Exploring fertility decisions among pregnant HIVpositive women on antiretroviral therapy at a health centre in Balaka, Malawi: A descriptive qualitative|
Biseck, T.; Kumwenda, S.; Kalulu, K.; Chidziwisano, K. & Kalumbi, L.
The proportions of women of reproductive age living with the human
immunodeficiency virus (HIV) vary between different regions of the
world, with significantly higher proportions in sub-Saharan Africa. Family
planning is one of the major issues that couples and families affected with
HIV must confront. We aimed to assess the cultural and social factors
associated with childbearing and family planning knowledge, decisionmaking,
and practices among HIV-positive pregnant women attending
antenatal clinic at a health centre in Balaka, Malawi.
This was a qualitative descriptive study carried out at Kalembo Health
Centre in Balaka. A purposive sampling technique was used to select
pregnant women enroled in the antiretroviral therapy (ART) programme.
A sample size of thirty-five women was decided upon after data saturation.
Qualitative inquiry was used during data collection. Data were analysed
using systematic text condensation, while numbers and percentages were
generated using Microsoft Excel.
Out of 35 participants, 20 were aged between 25 and 34 years, and 18
had been married at least three times. All 35 women wished to have their
own biological child. Factors, reported by participants, that promote
childbearing included: the desire to please their husbands, fear of losing
their husbands to others if they did not bear children, the knowledge that
ART would help prevent their children from acquiring the virus, the desire
to prove to others that they can also bear children, and a lack of family
planning leading to unplanned pregnancies.

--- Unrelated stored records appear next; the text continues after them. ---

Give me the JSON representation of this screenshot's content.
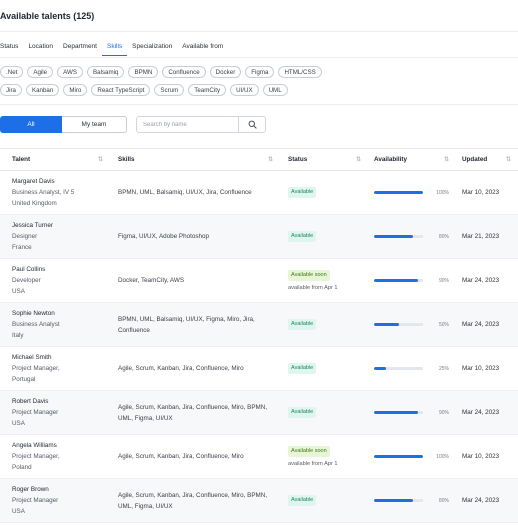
{
  "header": {
    "title": "Available talents (125)"
  },
  "tabs": [
    {
      "label": "Status",
      "active": false
    },
    {
      "label": "Location",
      "active": false
    },
    {
      "label": "Department",
      "active": false
    },
    {
      "label": "Skills",
      "active": true
    },
    {
      "label": "Specialization",
      "active": false
    },
    {
      "label": "Available from",
      "active": false
    }
  ],
  "chips": {
    "row1": [
      ".Net",
      "Agile",
      "AWS",
      "Balsamiq",
      "BPMN",
      "Confluence",
      "Docker",
      "Figma",
      "HTML/CSS"
    ],
    "row2": [
      "Jira",
      "Kanban",
      "Miro",
      "React TypeScript",
      "Scrum",
      "TeamCity",
      "UI/UX",
      "UML"
    ]
  },
  "toolbar": {
    "all_label": "All",
    "team_label": "My team",
    "search_placeholder": "Search by name"
  },
  "table": {
    "columns": [
      "Talent",
      "Skills",
      "Status",
      "Availability",
      "Updated"
    ],
    "rows": [
      {
        "name": "Margaret Davis",
        "role": "Business Analyst, IV 5",
        "location": "United Kingdom",
        "skills": "BPMN, UML, Balsamiq, UI/UX, Jira, Confluence",
        "status": "Available",
        "status_type": "ok",
        "note": "",
        "availability": 100,
        "availability_label": "100%",
        "updated": "Mar 10, 2023"
      },
      {
        "name": "Jessica Turner",
        "role": "Designer",
        "location": "France",
        "skills": "Figma, UI/UX, Adobe Photoshop",
        "status": "Available",
        "status_type": "ok",
        "note": "",
        "availability": 80,
        "availability_label": "80%",
        "updated": "Mar 21, 2023"
      },
      {
        "name": "Paul Collins",
        "role": "Developer",
        "location": "USA",
        "skills": "Docker, TeamCity, AWS",
        "status": "Available soon",
        "status_type": "soon",
        "note": "available from Apr 1",
        "availability": 90,
        "availability_label": "90%",
        "updated": "Mar 24, 2023"
      },
      {
        "name": "Sophie Newton",
        "role": "Business Analyst",
        "location": "Italy",
        "skills": "BPMN, UML, Balsamiq, UI/UX, Figma, Miro, Jira, Confluence",
        "status": "Available",
        "status_type": "ok",
        "note": "",
        "availability": 50,
        "availability_label": "50%",
        "updated": "Mar 24, 2023"
      },
      {
        "name": "Michael Smith",
        "role": "Project Manager,",
        "location": "Portugal",
        "skills": "Agile, Scrum, Kanban, Jira, Confluence, Miro",
        "status": "Available",
        "status_type": "ok",
        "note": "",
        "availability": 25,
        "availability_label": "25%",
        "updated": "Mar 10, 2023"
      },
      {
        "name": "Robert Davis",
        "role": "Project Manager",
        "location": "USA",
        "skills": "Agile, Scrum, Kanban, Jira, Confluence, Miro, BPMN, UML, Figma, UI/UX",
        "status": "Available",
        "status_type": "ok",
        "note": "",
        "availability": 90,
        "availability_label": "90%",
        "updated": "Mar 24, 2023"
      },
      {
        "name": "Angela Williams",
        "role": "Project Manager,",
        "location": "Poland",
        "skills": "Agile, Scrum, Kanban, Jira, Confluence, Miro",
        "status": "Available soon",
        "status_type": "soon",
        "note": "available from Apr 1",
        "availability": 100,
        "availability_label": "100%",
        "updated": "Mar 10, 2023"
      },
      {
        "name": "Roger Brown",
        "role": "Project Manager",
        "location": "USA",
        "skills": "Agile, Scrum, Kanban, Jira, Confluence, Miro, BPMN, UML, Figma, UI/UX",
        "status": "Available",
        "status_type": "ok",
        "note": "",
        "availability": 80,
        "availability_label": "80%",
        "updated": "Mar 24, 2023"
      }
    ]
  },
  "colors": {
    "accent": "#1e6ee8",
    "available_bg": "#dff5ee",
    "soon_bg": "#e8f6d8"
  }
}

The factors that lead to pregnancies among women on ART in Balaka
ranged from assured safety of the child from HIV, lack of contraception,
to other factors related to their partners. The authors recognize and
support the freedom for women to become pregnant and bear children,
and, in the context of HIV infection, fertility and reproductive services
should include a comprehensive approach towards addressing issues of
HIV and AIDS and childbearing among infected women.